A large-scale Android botnet called Popa has spent at least four years silently enrolling consumer TV boxes into a residential proxy network used for advertising fraud, account takeovers, and large-scale data scraping. This week, researchers at proxy-tracking firm Synthient and media-freedom organization Qurium independently published findings linking Popa’s infrastructure to NetNut, a residential proxy provider owned by the publicly traded Israeli company Alarum Technologies (NASDAQ: ALAR).

What Popa Does

Unlike botnets built for destructive ends such as distributed denial-of-service attacks, Popa is engineered for one purpose: creating a persistent, encrypted communications layer on infected devices. Security experts describe it as a plugin component of the broader Vo1d malware campaign, which targets unofficial Android TV boxes sold under thousands of brand names across major e-commerce platforms. These devices typically promise unlimited access to subscription streaming services for a one-time fee, but often arrive pre-installed with software that turns the buyer’s home IP address into a rentable proxy node.

Researchers note that some of these proxy networks provide little protection against malicious customers who may attempt to reach other systems on the local network of the unknowing device owner.

How Researchers Connected Popa to NetNut

Early infrastructure clues appeared in a 2025 report by Chinese security firm XLAB, which identified at least nine domains used to register and coordinate compromised Popa devices. Qurium followed that thread in May 2026 after its hosted organizations were targeted by a scraping campaign distributed across more than 1.4 million IP addresses. Qurium identified several dozen Popa command-and-control domains hosted in parallel over time, including gmslb[.]net, safernetwork[.]io, tera-home[.]com, and ninjatech[.]io.

The gmslb[.]net domain appeared embedded in numerous pirated and modified streaming applications such as CRICFy, DooFlix, Sprozfy, RTS Tv, Flixoid, CyberFlix, Rapid Streamz, TvMob, and HD/OceanStreams.

Most of the original Popa control domains were seized or taken down in July 2025 as part of a coordinated disruption of the Badbox 2.0 botnet by Google, HUMAN Security, and Trend Micro. Qurium noted that new control domains were registered almost immediately afterward, and that one domain, ninjatech[.]io, was not new. Public records and a job-board listing traced Ninjatech to Moishi Kramer, identified on LinkedIn as vice president of research and development at NetNut, where he is credited with helping build the company’s architecture from the ground up before its acquisition by Alarum Technologies.

Competing Claims on Active Use

Kramer, responding by email, said Ninjatech ceased operations roughly five years ago and that the Popa SDK was originally designed to use a small slice of device bandwidth only after the host application obtained user consent. He stated the code was sold and licensed to third parties and that neither he nor NetNut currently operates the described infrastructure.

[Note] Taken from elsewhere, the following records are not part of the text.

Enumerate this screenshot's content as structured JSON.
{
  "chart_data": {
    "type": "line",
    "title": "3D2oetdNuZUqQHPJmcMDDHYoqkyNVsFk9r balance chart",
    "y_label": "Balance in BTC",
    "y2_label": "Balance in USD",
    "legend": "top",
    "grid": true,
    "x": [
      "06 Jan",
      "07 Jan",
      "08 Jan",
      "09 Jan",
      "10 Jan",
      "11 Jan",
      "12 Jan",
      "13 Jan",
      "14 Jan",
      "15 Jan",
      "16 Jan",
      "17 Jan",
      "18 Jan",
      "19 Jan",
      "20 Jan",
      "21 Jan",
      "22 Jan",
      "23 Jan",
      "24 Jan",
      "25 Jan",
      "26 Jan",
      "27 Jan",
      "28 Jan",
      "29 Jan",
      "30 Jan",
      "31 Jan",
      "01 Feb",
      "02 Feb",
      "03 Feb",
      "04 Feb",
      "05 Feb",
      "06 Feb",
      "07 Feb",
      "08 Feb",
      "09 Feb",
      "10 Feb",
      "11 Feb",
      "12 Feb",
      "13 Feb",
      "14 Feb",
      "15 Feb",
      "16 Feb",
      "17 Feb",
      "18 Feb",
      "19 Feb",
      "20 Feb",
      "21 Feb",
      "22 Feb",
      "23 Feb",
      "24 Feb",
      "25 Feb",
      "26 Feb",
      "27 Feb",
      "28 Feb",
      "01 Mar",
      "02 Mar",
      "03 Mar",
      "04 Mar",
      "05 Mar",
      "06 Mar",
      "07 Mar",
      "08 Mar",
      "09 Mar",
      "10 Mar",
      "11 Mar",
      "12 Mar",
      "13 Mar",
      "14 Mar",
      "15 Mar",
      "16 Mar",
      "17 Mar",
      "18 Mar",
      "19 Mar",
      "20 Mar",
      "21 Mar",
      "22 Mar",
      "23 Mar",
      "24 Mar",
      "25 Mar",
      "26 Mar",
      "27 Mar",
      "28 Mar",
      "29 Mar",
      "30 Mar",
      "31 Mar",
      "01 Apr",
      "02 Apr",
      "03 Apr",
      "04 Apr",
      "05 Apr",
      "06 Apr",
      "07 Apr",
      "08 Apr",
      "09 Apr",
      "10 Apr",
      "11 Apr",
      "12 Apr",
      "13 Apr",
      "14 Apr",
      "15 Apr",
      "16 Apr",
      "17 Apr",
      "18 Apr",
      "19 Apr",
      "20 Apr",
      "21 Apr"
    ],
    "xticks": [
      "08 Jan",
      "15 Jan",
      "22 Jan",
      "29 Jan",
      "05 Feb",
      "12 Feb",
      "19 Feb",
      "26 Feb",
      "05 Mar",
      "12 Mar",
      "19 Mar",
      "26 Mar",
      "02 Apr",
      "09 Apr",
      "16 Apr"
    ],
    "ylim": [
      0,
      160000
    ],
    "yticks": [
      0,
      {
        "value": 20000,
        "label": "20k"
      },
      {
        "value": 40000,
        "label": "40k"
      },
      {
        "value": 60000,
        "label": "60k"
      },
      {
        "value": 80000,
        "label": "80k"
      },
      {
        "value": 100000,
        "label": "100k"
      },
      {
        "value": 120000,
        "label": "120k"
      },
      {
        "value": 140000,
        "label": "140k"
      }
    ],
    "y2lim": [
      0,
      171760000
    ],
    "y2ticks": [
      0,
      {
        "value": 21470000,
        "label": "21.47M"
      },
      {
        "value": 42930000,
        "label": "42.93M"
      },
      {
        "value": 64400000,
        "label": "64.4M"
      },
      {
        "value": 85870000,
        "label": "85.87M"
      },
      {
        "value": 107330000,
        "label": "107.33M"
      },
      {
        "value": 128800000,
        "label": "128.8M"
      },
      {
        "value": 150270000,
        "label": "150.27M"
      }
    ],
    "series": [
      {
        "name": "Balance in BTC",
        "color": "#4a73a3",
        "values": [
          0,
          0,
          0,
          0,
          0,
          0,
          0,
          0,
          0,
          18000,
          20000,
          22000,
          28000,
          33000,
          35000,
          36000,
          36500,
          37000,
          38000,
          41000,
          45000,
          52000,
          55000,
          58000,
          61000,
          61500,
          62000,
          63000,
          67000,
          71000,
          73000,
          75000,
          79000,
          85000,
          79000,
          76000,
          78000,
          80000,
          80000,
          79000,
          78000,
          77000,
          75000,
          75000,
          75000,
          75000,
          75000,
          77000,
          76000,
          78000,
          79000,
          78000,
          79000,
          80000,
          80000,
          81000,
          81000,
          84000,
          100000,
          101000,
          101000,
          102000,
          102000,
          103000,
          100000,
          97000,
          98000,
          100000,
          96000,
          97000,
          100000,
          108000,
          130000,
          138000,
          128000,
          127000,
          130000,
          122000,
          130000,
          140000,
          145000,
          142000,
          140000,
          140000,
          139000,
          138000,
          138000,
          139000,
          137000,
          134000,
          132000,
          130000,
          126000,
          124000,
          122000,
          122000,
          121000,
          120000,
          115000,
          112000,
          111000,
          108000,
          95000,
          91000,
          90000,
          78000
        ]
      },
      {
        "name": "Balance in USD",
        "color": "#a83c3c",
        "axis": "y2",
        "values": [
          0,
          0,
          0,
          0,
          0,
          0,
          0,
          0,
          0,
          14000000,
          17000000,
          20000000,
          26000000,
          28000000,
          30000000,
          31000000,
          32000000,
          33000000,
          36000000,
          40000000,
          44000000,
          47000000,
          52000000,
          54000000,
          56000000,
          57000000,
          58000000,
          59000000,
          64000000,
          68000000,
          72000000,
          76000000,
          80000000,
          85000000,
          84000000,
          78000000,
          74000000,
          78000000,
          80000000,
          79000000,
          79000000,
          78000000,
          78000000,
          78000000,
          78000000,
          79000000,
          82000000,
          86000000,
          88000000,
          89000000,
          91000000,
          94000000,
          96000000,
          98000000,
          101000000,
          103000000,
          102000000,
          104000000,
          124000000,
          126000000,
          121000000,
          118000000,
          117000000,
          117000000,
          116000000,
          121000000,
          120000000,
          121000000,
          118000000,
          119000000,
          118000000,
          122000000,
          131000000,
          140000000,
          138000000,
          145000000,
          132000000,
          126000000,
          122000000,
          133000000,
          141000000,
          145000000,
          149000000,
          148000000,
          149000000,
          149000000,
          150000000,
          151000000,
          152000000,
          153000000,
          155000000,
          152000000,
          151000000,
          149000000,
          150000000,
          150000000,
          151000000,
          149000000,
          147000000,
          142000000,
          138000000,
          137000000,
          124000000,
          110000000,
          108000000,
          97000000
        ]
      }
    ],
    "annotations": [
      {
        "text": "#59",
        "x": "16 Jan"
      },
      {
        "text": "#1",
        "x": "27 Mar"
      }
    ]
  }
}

Synthient disputes that account. After analyzing the Popa SDK, Synthient said outbound traffic from infected devices was clearly associated with NetNut clients. The firm stated it assesses with high confidence that devices running Popa actively forward traffic from NetNut’s proxy pool.

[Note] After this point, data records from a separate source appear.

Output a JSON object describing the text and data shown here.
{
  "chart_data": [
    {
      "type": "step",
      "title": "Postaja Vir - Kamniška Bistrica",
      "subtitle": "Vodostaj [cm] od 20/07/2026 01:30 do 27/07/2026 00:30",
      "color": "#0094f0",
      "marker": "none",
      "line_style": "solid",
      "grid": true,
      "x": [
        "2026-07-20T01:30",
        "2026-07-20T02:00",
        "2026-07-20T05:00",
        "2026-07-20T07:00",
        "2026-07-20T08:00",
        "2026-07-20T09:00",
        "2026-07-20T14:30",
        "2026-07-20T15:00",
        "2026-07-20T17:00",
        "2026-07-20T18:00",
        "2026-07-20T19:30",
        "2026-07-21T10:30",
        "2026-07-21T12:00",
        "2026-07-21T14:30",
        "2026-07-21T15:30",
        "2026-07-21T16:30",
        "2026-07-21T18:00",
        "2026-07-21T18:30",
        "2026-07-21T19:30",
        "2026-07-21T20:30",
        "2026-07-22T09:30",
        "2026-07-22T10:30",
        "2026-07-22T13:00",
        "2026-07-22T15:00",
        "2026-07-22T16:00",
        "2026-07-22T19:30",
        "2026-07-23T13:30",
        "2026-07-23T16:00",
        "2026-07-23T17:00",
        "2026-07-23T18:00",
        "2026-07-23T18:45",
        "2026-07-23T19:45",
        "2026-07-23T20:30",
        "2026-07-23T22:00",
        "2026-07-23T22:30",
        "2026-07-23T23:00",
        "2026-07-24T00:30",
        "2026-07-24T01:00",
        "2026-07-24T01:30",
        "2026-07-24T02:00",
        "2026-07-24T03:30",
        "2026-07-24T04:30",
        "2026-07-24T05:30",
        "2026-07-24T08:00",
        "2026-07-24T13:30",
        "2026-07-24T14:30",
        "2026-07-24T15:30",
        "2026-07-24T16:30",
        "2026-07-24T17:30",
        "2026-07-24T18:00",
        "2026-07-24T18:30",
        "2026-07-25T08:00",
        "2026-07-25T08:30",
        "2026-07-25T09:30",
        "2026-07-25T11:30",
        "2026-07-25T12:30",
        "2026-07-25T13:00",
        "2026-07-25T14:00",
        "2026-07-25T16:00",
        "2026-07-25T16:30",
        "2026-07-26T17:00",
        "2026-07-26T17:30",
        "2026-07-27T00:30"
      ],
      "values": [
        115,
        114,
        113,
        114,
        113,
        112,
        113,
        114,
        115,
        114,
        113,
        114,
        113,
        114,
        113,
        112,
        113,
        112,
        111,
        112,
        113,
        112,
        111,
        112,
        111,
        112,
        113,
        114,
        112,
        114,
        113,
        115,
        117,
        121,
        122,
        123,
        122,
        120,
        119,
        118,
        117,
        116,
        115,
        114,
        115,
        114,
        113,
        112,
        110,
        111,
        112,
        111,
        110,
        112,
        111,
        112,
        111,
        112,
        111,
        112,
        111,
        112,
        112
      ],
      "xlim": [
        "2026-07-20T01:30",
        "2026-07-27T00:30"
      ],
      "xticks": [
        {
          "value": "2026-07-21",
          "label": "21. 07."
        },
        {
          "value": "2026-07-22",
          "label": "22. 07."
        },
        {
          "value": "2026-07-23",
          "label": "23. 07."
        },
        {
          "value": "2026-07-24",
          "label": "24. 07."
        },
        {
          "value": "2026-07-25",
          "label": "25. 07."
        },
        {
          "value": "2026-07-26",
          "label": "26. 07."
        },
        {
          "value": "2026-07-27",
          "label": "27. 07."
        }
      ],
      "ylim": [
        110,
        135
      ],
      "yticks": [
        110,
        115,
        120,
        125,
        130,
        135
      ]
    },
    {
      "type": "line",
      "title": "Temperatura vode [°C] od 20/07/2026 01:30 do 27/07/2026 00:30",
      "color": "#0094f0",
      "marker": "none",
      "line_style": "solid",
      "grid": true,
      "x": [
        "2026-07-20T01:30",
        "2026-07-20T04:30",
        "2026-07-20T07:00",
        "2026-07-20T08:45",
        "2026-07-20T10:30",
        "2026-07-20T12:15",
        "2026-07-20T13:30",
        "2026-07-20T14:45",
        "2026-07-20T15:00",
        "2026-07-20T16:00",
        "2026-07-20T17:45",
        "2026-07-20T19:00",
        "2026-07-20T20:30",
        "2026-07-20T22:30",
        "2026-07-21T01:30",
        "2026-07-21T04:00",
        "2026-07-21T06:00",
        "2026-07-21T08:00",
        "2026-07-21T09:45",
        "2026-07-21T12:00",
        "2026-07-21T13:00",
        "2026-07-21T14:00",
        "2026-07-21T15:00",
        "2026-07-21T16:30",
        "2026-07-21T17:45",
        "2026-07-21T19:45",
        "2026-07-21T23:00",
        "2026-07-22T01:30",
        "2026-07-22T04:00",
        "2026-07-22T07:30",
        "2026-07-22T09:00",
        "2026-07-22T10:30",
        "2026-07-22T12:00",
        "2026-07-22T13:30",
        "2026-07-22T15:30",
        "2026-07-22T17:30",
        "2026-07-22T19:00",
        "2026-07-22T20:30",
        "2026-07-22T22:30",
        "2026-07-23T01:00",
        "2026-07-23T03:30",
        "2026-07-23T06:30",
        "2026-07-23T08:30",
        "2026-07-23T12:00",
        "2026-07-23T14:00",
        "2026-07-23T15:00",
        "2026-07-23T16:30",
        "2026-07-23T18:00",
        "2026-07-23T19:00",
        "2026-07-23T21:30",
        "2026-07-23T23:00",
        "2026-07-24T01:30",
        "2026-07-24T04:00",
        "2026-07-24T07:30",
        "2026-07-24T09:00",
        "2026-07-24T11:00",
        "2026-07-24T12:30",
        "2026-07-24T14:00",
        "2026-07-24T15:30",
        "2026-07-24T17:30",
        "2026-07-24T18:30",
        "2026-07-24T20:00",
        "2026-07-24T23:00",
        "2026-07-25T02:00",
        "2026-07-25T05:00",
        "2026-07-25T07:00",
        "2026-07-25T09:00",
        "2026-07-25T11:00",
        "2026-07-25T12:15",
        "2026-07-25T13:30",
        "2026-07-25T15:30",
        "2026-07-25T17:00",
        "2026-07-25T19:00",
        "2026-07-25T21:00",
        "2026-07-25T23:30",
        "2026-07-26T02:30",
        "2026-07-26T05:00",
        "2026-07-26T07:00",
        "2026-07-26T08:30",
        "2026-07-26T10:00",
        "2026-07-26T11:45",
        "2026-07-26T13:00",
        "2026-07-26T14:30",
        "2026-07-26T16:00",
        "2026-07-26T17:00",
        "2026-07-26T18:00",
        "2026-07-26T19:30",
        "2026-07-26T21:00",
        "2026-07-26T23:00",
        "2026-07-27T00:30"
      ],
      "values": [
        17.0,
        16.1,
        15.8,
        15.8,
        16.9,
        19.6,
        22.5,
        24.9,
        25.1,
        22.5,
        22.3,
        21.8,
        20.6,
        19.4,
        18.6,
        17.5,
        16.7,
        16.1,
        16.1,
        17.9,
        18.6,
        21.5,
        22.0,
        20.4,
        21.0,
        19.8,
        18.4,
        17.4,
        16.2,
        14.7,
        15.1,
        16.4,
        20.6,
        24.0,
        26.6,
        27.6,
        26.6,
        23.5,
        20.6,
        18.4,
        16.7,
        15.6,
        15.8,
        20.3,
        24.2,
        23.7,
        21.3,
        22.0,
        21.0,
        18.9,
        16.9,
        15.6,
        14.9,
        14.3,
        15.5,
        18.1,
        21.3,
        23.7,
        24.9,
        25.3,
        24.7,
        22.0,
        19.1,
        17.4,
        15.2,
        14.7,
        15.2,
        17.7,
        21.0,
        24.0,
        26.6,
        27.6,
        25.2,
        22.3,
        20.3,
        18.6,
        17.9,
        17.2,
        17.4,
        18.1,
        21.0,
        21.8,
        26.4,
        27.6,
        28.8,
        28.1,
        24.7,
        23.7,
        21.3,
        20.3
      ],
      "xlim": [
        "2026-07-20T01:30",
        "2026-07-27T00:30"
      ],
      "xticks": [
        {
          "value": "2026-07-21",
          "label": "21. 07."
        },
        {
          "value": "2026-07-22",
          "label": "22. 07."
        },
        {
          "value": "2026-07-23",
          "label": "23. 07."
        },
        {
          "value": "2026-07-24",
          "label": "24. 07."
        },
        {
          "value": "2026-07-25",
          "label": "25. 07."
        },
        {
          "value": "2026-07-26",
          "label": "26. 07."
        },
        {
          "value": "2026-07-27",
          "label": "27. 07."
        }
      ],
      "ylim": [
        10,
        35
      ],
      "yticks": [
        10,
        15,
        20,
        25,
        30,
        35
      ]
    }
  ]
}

Alarum Technologies rejected the characterizations in both the Qurium and Synthient reports, calling them demonstrably inaccurate. The company said its SDKs facilitate bandwidth sharing and do not transform devices into malware-controlled systems, and that NetNut operates a commercial proxy network with established policies and procedures.

Broader Risk Context

The Popa case illustrates a recurring tension in the residential proxy industry: the line between a legitimate bandwidth-sharing SDK and botnet infrastructure can be difficult to draw when software is relicensed or redistributed without oversight. The FBI and security researchers have warned repeatedly that low-cost Android streaming devices frequently bundle software that monetizes users’ home IP addresses without meaningful disclosure, and that the proxy traffic generated can enable serious downstream abuse.